Master's Report Technical Memorandum UCB/ERL M04/03
February 23, 2004
Electronics Research Laboratory
College of Engineering
University of California, Berkeley, CA 94720,

[PDF]

 

ABSTRACT

The Synchronous Dataflow (SDF) model of computation [1] is an efficient and popular way to represent signal processing systems. In an SDF model, the amount of data produced and consumed by a data flow actor is specified a priori for each input and output. SDF specifications allow static generation of highly optimized schedules, which may be optimized according to one or more criteria, such as minimum buffer size, maximum throughput, maximum processor utilization, or minimum program memory. In this report, we analyze the effect of cache architecture on the execution time of an SDF schedule and develop a new heuristic approach to generating SDF schedules with reduced execution time for a particular cache architecture.

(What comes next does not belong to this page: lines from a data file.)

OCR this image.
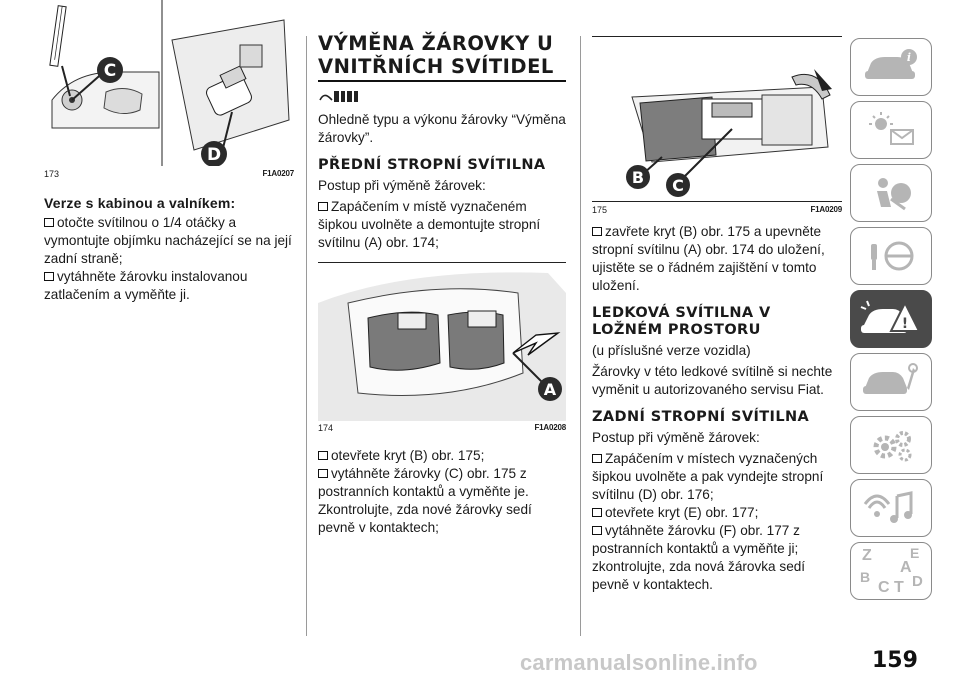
C
D
173	F1A0207
Verze s kabinou a valníkem:
otočte svítilnou o 1/4 otáčky a vymontujte objímku nacházející se na její zadní straně;
vytáhněte žárovku instalovanou zatlačením a vyměňte ji.
VÝMĚNA ŽÁROVKY U VNITŘNÍCH SVÍTIDEL
Ohledně typu a výkonu žárovky “Výměna žárovky”.
PŘEDNÍ STROPNÍ SVÍTILNA
Postup při výměně žárovek:
Zapáčením v místě vyznačeném šipkou uvolněte a demontujte stropní svítilnu (A) obr. 174;
A
174	F1A0208
otevřete kryt (B) obr. 175;
vytáhněte žárovky (C) obr. 175 z postranních kontaktů a vyměňte je. Zkontrolujte, zda nové žárovky sedí pevně v kontaktech;
B C
175	F1A0209
zavřete kryt (B) obr. 175 a upevněte stropní svítilnu (A) obr. 174 do uložení, ujistěte se o řádném zajištění v tomto uložení.
LEDKOVÁ SVÍTILNA V LOŽNÉM PROSTORU
(u příslušné verze vozidla)
Žárovky v této ledkové svítilně si nechte vyměnit u autorizovaného servisu Fiat.
ZADNÍ STROPNÍ SVÍTILNA
Postup při výměně žárovek:
Zapáčením v místech vyznačených šipkou uvolněte a pak vyndejte stropní svítilnu (D) obr. 176;
otevřete kryt (E) obr. 177;
vytáhněte žárovku (F) obr. 177 z postranních kontaktů a vyměňte ji; zkontrolujte, zda nová žárovka sedí pevně v kontaktech.
i
!
Z	E
A
B
C T D
carmanualsonline.info	159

In this report, we consider the implementation of well-ordered SDF graphs on a single embedded Digital Signal Processor (DSP). We assume a simple Harvard memory architecture DSP with single-level caches and separate instruction and data-memory. In order to predict execution times, we propose a cache management policy for the data cache and argue that this policy outperforms traditional cache policies when executing SDF models. We also replace the instruction cache by a scratchpad memory with software-controlled replacement policy. Using our data cache and instruction scratchpad policies, we show that different schedules can have vastly different execution times for a given set of data cache and instruction scratchpad sizes. In addition, we show that existing scheduling techniques often create schedules that perform poorly with respect to cache usage. In order to improve cache performance, an optimal cache-aware scheduler would minimize the total cache miss penalty by simultaneously considering both data and instruction miss penalties. Unfortunately, reducing data cache misses often increases instruction scratchpad misses and vice versa. In this report, we show that the number of schedules that must be considered increases exponentially according to the vectorization factor of the schedule. To address this complexity, we develop an SDF scheduling algorithm based on a greedy, cache-aware heuristic. We compare the resulting schedules with schedules generated by existing SDF scheduling schemes. The schedule generated by our algorithm poses an interesting problem of code generation. We also propose a solution to address this problem.

This work is highly applicable in the design of SDF systems that are implemented as Systems on Chip (SoC) with DSP cores.